Du labeur industriel à l’ouvrage artisanal: quel nouveau régime de travail ?
« Se défiant d’une tendance libérale qui imagine trop facilement que chacun puisse devenir l’entrepreneur de soi-même, l’auteure ne fait pas de l’indépendance ou de la condition d’artisan, l’horizon du contrat d’ouvrage. Au contraire ! Ce n’est pas tant le statut qui l’intéresse que le régime de travail induit par la notion d’artisanat. Que recouvre-t-elle vraiment ? »
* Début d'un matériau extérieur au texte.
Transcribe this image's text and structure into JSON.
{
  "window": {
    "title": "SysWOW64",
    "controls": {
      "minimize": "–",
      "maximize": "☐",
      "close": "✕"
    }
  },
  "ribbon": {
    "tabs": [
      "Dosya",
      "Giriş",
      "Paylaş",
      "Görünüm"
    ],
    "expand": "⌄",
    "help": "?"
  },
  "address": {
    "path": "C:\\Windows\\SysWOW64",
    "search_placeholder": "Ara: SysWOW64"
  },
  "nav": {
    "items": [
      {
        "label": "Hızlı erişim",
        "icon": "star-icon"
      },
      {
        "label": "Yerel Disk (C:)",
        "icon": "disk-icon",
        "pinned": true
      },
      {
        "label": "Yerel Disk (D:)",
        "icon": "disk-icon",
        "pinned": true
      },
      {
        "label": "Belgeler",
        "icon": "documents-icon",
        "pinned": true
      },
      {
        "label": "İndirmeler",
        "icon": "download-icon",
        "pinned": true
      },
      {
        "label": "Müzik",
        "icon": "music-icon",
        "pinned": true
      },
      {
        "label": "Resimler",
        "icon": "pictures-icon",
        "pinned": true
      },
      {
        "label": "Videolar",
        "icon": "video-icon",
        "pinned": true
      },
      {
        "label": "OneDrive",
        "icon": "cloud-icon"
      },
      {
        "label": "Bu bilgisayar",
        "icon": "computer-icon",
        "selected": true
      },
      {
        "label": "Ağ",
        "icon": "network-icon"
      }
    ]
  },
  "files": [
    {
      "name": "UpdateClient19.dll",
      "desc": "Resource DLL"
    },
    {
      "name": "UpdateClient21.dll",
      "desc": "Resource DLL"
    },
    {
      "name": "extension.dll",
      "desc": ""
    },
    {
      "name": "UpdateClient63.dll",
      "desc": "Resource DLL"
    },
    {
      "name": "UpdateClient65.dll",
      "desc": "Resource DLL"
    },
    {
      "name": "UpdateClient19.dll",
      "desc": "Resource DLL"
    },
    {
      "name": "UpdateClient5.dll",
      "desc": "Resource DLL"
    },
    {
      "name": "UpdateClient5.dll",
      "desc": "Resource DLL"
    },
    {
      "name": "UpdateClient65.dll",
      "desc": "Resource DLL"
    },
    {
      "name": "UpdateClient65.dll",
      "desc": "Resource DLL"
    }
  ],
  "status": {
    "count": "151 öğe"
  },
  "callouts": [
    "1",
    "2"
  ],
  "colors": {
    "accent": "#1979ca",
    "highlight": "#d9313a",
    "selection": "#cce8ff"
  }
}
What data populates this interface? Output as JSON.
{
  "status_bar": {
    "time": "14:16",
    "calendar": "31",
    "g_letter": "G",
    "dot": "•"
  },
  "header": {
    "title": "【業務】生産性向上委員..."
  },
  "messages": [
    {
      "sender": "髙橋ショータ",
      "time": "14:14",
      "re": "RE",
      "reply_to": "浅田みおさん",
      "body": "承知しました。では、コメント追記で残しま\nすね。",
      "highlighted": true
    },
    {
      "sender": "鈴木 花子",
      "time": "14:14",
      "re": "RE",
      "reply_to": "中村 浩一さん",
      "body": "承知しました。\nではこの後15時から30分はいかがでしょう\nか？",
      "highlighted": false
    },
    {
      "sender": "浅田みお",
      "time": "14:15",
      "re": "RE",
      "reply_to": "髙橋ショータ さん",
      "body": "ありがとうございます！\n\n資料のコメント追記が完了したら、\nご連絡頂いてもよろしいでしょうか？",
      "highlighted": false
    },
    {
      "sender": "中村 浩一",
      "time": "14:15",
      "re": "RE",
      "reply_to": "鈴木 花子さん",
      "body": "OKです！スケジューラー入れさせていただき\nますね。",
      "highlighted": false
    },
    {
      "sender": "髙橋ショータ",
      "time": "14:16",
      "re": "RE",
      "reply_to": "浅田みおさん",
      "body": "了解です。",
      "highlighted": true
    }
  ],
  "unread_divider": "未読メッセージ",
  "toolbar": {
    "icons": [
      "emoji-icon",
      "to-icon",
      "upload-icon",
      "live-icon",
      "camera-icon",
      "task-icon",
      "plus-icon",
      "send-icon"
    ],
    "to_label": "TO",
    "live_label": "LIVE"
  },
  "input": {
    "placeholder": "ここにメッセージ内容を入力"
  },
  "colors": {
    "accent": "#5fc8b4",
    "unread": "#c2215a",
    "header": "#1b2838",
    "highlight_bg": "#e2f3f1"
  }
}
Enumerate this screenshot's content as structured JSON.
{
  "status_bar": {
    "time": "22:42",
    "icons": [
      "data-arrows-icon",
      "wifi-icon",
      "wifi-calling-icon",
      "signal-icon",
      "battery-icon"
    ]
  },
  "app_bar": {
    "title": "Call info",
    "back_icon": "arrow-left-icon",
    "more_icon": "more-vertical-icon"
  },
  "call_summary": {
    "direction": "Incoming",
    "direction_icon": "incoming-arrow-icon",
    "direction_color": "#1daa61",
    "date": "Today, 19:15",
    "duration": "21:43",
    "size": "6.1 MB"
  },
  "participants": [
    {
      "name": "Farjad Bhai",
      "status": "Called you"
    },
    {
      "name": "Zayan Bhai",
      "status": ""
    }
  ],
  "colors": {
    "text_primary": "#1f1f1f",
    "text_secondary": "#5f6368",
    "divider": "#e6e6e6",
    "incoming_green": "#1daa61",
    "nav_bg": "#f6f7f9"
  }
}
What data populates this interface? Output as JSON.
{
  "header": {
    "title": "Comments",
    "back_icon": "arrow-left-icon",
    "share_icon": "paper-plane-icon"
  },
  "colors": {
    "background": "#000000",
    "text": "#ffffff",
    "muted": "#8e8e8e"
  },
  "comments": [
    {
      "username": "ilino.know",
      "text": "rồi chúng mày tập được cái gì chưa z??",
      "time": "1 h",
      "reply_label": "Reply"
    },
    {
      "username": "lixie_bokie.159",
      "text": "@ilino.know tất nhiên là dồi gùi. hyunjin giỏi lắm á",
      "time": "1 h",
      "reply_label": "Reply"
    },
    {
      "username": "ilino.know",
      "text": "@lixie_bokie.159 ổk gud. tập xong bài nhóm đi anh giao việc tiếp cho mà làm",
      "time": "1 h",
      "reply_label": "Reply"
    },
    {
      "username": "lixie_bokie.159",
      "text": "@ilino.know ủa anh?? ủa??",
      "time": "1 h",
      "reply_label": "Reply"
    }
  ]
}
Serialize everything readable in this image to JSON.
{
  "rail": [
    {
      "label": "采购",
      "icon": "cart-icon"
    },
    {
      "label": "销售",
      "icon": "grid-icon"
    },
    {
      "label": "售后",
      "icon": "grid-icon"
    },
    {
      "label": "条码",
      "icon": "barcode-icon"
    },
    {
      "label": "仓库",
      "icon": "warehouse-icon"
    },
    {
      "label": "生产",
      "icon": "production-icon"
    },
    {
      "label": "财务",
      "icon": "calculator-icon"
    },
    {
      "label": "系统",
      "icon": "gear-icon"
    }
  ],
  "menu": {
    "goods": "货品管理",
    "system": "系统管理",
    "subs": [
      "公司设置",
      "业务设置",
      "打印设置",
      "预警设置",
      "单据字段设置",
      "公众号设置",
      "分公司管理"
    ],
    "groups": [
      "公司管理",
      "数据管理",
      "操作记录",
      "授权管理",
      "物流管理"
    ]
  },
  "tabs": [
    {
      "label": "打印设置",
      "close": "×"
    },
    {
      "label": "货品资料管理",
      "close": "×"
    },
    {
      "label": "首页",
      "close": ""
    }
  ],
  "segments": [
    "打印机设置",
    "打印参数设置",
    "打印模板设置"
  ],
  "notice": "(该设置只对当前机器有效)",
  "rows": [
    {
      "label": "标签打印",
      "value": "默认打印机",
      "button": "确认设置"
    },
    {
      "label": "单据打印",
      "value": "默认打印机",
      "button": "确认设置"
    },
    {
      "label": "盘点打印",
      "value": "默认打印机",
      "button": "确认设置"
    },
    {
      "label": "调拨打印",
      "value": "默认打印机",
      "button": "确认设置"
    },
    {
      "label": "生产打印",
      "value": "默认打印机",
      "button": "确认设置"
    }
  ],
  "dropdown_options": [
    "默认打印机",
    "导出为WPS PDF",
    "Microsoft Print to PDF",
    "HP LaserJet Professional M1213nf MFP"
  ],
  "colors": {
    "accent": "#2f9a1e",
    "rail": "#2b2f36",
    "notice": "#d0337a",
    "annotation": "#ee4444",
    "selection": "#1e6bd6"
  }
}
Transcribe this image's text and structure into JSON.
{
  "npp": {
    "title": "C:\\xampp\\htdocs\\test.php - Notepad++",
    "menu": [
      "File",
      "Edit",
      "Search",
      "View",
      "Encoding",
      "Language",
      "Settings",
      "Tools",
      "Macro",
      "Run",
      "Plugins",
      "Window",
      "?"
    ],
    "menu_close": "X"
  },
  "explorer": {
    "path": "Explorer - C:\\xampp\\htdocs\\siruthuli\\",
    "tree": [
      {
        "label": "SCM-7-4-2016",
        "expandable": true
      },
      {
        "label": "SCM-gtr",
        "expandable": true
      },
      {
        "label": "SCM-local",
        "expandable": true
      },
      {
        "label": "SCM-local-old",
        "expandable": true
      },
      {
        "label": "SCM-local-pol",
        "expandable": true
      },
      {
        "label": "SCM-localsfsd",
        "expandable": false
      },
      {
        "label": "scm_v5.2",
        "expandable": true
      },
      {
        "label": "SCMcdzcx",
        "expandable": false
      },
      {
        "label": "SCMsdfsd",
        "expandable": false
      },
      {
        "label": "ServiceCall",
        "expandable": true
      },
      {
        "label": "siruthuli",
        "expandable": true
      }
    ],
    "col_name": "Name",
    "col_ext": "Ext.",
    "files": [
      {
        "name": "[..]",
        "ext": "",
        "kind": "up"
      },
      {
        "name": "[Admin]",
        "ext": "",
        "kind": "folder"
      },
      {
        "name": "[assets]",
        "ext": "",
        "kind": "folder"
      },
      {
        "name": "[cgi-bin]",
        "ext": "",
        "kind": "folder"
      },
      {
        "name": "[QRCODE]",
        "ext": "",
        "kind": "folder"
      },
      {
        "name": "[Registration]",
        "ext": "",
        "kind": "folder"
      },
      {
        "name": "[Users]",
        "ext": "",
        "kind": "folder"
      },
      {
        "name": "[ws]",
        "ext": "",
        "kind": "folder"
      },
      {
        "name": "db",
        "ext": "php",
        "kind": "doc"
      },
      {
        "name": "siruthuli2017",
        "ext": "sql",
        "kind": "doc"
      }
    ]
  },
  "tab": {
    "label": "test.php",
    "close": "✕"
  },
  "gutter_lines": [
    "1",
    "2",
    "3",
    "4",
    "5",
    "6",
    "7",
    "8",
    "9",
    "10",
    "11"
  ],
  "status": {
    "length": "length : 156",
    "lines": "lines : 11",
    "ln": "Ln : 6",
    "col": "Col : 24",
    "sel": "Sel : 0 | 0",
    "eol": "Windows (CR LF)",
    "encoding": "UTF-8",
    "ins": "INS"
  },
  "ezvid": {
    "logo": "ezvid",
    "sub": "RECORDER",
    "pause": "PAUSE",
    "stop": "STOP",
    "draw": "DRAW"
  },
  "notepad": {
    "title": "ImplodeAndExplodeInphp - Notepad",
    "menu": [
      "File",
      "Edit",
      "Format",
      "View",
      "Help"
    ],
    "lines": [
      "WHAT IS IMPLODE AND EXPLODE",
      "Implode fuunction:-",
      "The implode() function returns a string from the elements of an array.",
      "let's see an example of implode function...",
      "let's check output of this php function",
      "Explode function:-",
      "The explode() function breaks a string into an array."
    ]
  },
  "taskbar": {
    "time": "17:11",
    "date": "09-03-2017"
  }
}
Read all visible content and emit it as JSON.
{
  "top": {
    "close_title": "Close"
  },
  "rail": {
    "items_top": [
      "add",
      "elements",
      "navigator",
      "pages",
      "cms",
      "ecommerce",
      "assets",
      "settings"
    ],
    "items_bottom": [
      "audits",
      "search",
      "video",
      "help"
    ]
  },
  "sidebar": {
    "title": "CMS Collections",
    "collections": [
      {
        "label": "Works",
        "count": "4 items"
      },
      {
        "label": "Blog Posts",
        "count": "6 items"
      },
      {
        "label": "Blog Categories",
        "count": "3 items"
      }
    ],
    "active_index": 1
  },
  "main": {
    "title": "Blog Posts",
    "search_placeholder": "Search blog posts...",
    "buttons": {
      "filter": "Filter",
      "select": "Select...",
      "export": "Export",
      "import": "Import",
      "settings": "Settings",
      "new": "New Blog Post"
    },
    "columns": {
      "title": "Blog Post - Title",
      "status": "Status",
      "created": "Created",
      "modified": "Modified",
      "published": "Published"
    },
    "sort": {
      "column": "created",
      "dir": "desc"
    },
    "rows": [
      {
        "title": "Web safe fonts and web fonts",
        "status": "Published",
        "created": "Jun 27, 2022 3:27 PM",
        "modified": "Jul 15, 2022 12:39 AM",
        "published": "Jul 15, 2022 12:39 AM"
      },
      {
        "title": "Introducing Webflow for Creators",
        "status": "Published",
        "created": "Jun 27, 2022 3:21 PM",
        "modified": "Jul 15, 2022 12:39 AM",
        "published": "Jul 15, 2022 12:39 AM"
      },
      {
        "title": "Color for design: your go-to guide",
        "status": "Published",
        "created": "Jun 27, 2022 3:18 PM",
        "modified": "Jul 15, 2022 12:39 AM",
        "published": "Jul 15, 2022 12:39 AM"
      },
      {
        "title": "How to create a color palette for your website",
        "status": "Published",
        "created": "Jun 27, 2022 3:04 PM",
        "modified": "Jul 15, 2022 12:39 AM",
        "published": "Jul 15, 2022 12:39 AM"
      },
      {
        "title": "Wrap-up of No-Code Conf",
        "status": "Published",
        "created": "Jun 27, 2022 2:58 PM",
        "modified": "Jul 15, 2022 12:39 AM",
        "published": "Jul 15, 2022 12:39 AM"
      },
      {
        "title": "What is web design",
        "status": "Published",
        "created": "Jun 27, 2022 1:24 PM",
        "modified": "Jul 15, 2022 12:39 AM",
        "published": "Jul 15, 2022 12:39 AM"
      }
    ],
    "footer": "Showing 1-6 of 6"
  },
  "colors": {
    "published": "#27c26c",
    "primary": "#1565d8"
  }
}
« Le XXe siècle a donné naissance à l’économie de masse : la production de masse, les médias de masse, l’école de masse. Et l’emploi salarié s’est imposé comme un pilier de cette économie. Grâce au salariat, chaque emploi est devenu un agrégat de plusieurs composantes : un revenu présent (le salaire) ; un revenu futur (la pension de retraite) ; une protection contre les risques critiques, comme les accidents du travail ou la maladie ; un statut social ; la possibilité de prouver sa solvabilité pour emprunter de l’argent et acheter son logement ». Or, pour Laetitia Vitaud ans son livre Du labeur à l’ouvrage dont rend compte Denis Maillard, « ce modèle du « labeur » est désormais en crise en raison d’un double phénomène a priori contradictoire : d’une part la désindustrialisation liée à la libéralisation des échanges et la mondialisation, mais d’autre part aussi, la « surindustrialisation » des services à qui l’on a imposé une suite d’externalisation associée à une division scientifique du travail dans le but d’accroître les gains de productivité ». Pour Vitaud, « un autre régime de travail est possible », celui du « contrat d’ouvrage » : en s’inspirant de l’artisanat et des « services de proximité », elle défend « un « régime de travail » fondé sur quatre qualités professionnelles dessinant ensuite le modèle du contrat d’ouvrage : responsabilité, utilité, finalité et altérité », quatre qualités « propres à l’artisanat » et qui étendent son domaine grâce à la révolution numérique. Mais « rien ne bougera sans une transformation profonde de l’intervention de l’État dans ce domaine » et « sans un nouveau rapport de force social dans ce régime de travail ».